His hand drops to his side. I meet his eyes and the disappointment I see swirling in their gray depths hurts. “Yeah, I guess I do.”
I watch him walk away toward his car, which we left parked on the other side of the mall. Where he had stopped at the little shoe store to buy my flip-flops. I feel like an awful person, but why didn’t he stay away? I was stupid to think we’ll be able to hide this from my brother.
“You lied to me,” James says quietly.
“I’m sorry,” I say. “I didn’t want to make you mad.”
“Is something going on between you and Sam?

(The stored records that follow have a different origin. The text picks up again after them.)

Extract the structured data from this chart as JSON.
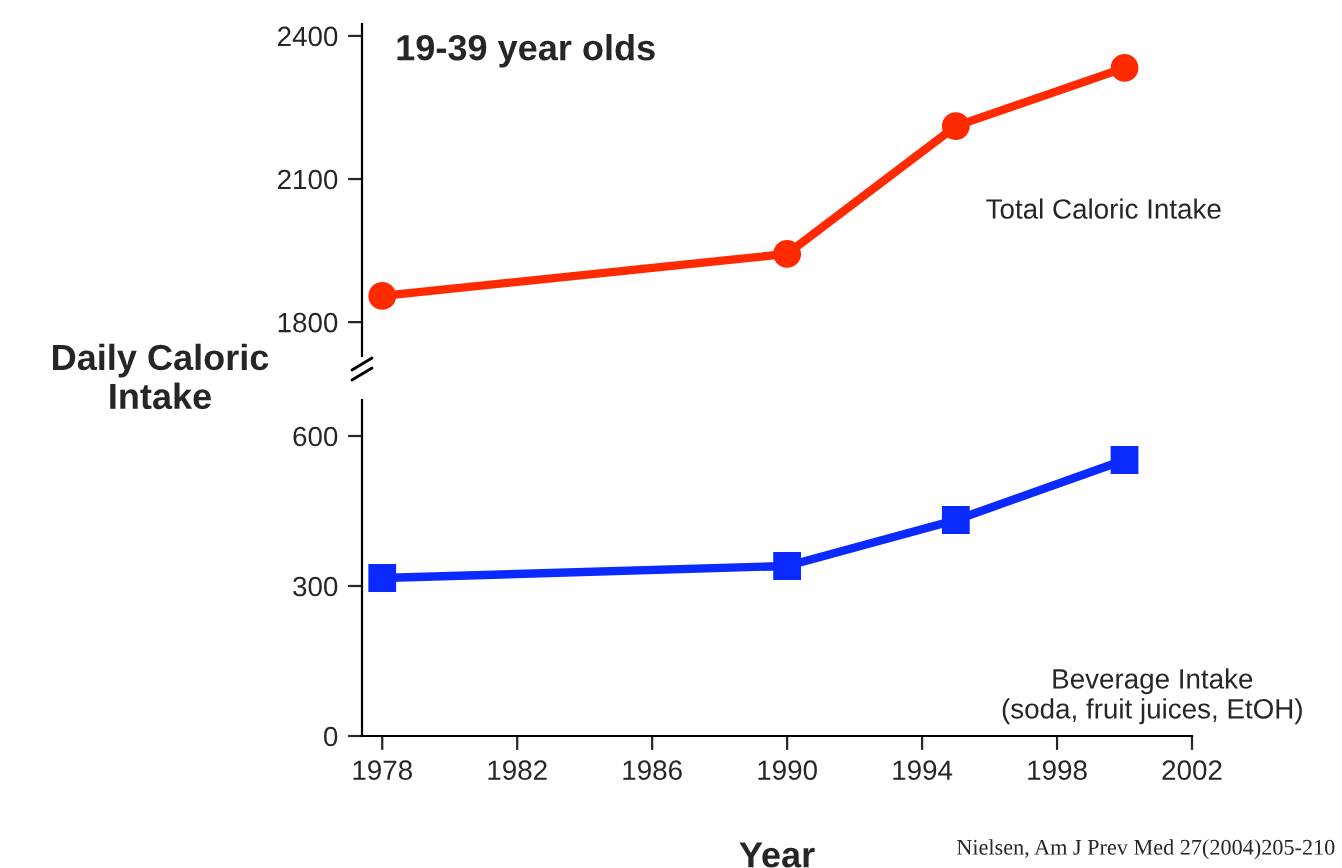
{
  "chart_data": [
    {
      "type": "line",
      "title": "19-39 year olds",
      "ylabel": "Daily Caloric\nIntake",
      "x": [
        1978,
        1990,
        1995,
        2000
      ],
      "series": [
        {
          "name": "Total Caloric Intake",
          "color": "#ff2a00",
          "values": [
            1855,
            1943,
            2211,
            2333
          ],
          "marker": "circle"
        }
      ],
      "xlim": [
        1977.4,
        2002
      ],
      "ylim": [
        1729,
        2425
      ],
      "yticks": [
        1800,
        2100,
        2400
      ],
      "tick_labels": "y",
      "grid": false,
      "line_style": "solid"
    },
    {
      "type": "line",
      "xlabel": "Year",
      "x": [
        1978,
        1990,
        1995,
        2000
      ],
      "series": [
        {
          "name": "Beverage Intake\n(soda, fruit juices, EtOH)",
          "color": "#0a2aff",
          "values": [
            316,
            340,
            432,
            552
          ],
          "marker": "square"
        }
      ],
      "xlim": [
        1977.4,
        2002
      ],
      "ylim": [
        0,
        672
      ],
      "xticks": [
        1978,
        1982,
        1986,
        1990,
        1994,
        1998,
        2002
      ],
      "yticks": [
        0,
        300,
        600
      ],
      "grid": false,
      "line_style": "solid",
      "annotations": [
        "Nielsen, Am J Prev Med 27(2004)205-210"
      ]
    }
  ]
}
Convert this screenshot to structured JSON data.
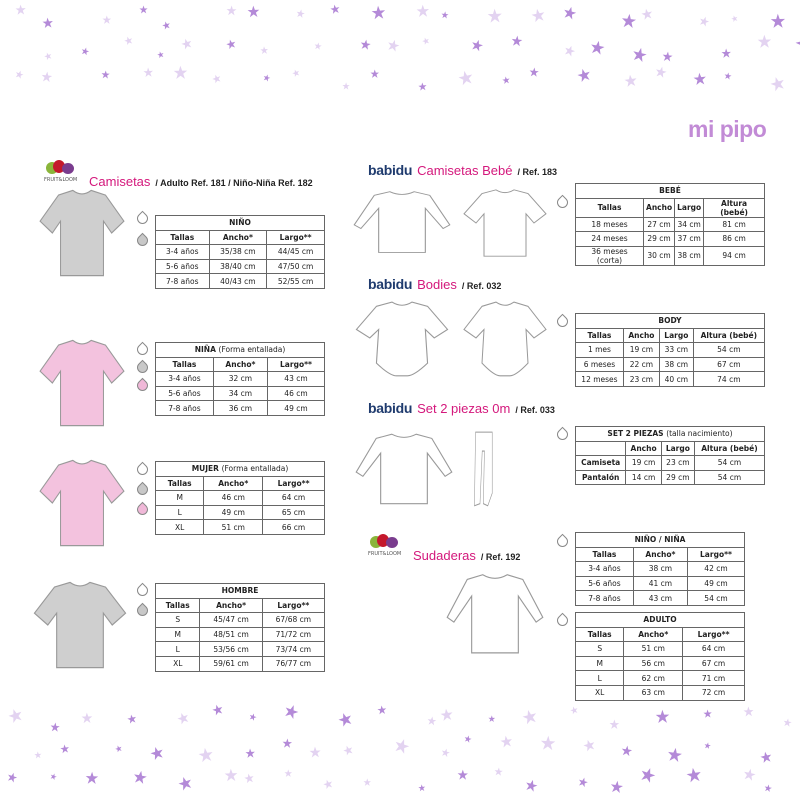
{
  "logo": "mi pipo",
  "colors": {
    "accent": "#d4187c",
    "stars": "#b48ad8",
    "swatch_white": "#ffffff",
    "swatch_grey": "#c8c8c8",
    "swatch_pink": "#f0b8d8",
    "shirt_grey": "#cfcfcf",
    "shirt_pink": "#f3c2de"
  },
  "sections": {
    "camisetas": {
      "brand": "FRUIT&LOOM",
      "title": "Camisetas",
      "ref": "/ Adulto Ref. 181 / Niño-Niña Ref. 182"
    },
    "camisetas_bebe": {
      "brand": "babidu",
      "title": "Camisetas Bebé",
      "ref": "/ Ref. 183"
    },
    "bodies": {
      "brand": "babidu",
      "title": "Bodies",
      "ref": "/ Ref. 032"
    },
    "set2": {
      "brand": "babidu",
      "title": "Set 2 piezas 0m",
      "ref": "/ Ref. 033"
    },
    "sudaderas": {
      "brand": "FRUIT&LOOM",
      "title": "Sudaderas",
      "ref": "/ Ref. 192"
    }
  },
  "tables": {
    "nino": {
      "title": "NIÑO",
      "note": "",
      "headers": [
        "Tallas",
        "Ancho*",
        "Largo**"
      ],
      "rows": [
        [
          "3-4 años",
          "35/38 cm",
          "44/45 cm"
        ],
        [
          "5-6 años",
          "38/40 cm",
          "47/50 cm"
        ],
        [
          "7-8 años",
          "40/43 cm",
          "52/55 cm"
        ]
      ]
    },
    "nina": {
      "title": "NIÑA",
      "note": "(Forma entallada)",
      "headers": [
        "Tallas",
        "Ancho*",
        "Largo**"
      ],
      "rows": [
        [
          "3-4 años",
          "32 cm",
          "43 cm"
        ],
        [
          "5-6 años",
          "34 cm",
          "46 cm"
        ],
        [
          "7-8 años",
          "36 cm",
          "49 cm"
        ]
      ]
    },
    "mujer": {
      "title": "MUJER",
      "note": "(Forma entallada)",
      "headers": [
        "Tallas",
        "Ancho*",
        "Largo**"
      ],
      "rows": [
        [
          "M",
          "46 cm",
          "64 cm"
        ],
        [
          "L",
          "49 cm",
          "65 cm"
        ],
        [
          "XL",
          "51 cm",
          "66 cm"
        ]
      ]
    },
    "hombre": {
      "title": "HOMBRE",
      "note": "",
      "headers": [
        "Tallas",
        "Ancho*",
        "Largo**"
      ],
      "rows": [
        [
          "S",
          "45/47 cm",
          "67/68 cm"
        ],
        [
          "M",
          "48/51 cm",
          "71/72 cm"
        ],
        [
          "L",
          "53/56 cm",
          "73/74 cm"
        ],
        [
          "XL",
          "59/61 cm",
          "76/77 cm"
        ]
      ]
    },
    "bebe": {
      "title": "BEBÉ",
      "note": "",
      "headers": [
        "Tallas",
        "Ancho",
        "Largo",
        "Altura (bebé)"
      ],
      "rows": [
        [
          "18 meses",
          "27 cm",
          "34 cm",
          "81 cm"
        ],
        [
          "24 meses",
          "29 cm",
          "37 cm",
          "86 cm"
        ],
        [
          "36 meses (corta)",
          "30 cm",
          "38 cm",
          "94 cm"
        ]
      ]
    },
    "body": {
      "title": "BODY",
      "note": "",
      "headers": [
        "Tallas",
        "Ancho",
        "Largo",
        "Altura (bebé)"
      ],
      "rows": [
        [
          "1 mes",
          "19 cm",
          "33 cm",
          "54 cm"
        ],
        [
          "6 meses",
          "22 cm",
          "38 cm",
          "67 cm"
        ],
        [
          "12 meses",
          "23 cm",
          "40 cm",
          "74 cm"
        ]
      ]
    },
    "set2": {
      "title": "SET 2 PIEZAS",
      "note": "(talla nacimiento)",
      "headers": [
        "",
        "Ancho",
        "Largo",
        "Altura (bebé)"
      ],
      "rows": [
        [
          "Camiseta",
          "19 cm",
          "23 cm",
          "54 cm"
        ],
        [
          "Pantalón",
          "14 cm",
          "29 cm",
          "54 cm"
        ]
      ]
    },
    "sud_nino": {
      "title": "NIÑO / NIÑA",
      "note": "",
      "headers": [
        "Tallas",
        "Ancho*",
        "Largo**"
      ],
      "rows": [
        [
          "3-4 años",
          "38 cm",
          "42 cm"
        ],
        [
          "5-6 años",
          "41 cm",
          "49 cm"
        ],
        [
          "7-8 años",
          "43 cm",
          "54 cm"
        ]
      ]
    },
    "sud_adulto": {
      "title": "ADULTO",
      "note": "",
      "headers": [
        "Tallas",
        "Ancho*",
        "Largo**"
      ],
      "rows": [
        [
          "S",
          "51 cm",
          "64 cm"
        ],
        [
          "M",
          "56 cm",
          "67 cm"
        ],
        [
          "L",
          "62 cm",
          "71 cm"
        ],
        [
          "XL",
          "63 cm",
          "72 cm"
        ]
      ]
    }
  }
}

First the sweatshirt last night, and now…whatever the hell that just was.”
I shake my head a little too urgently. “No, nothing’s going on. He forgot to tell me something and showed up right as Dad was waking up, so I got in his car and we took off. We were at the park for a little bit, and then we came over here and walked around for the rest of the afternoon.”
James’s gaze turns appraising. I feel him dissecting every detail of my expression, feel his eyes slide further down, to my neck, my rumpled shirt, and finally to my arms clasped tight around my knees. “You sure about that?”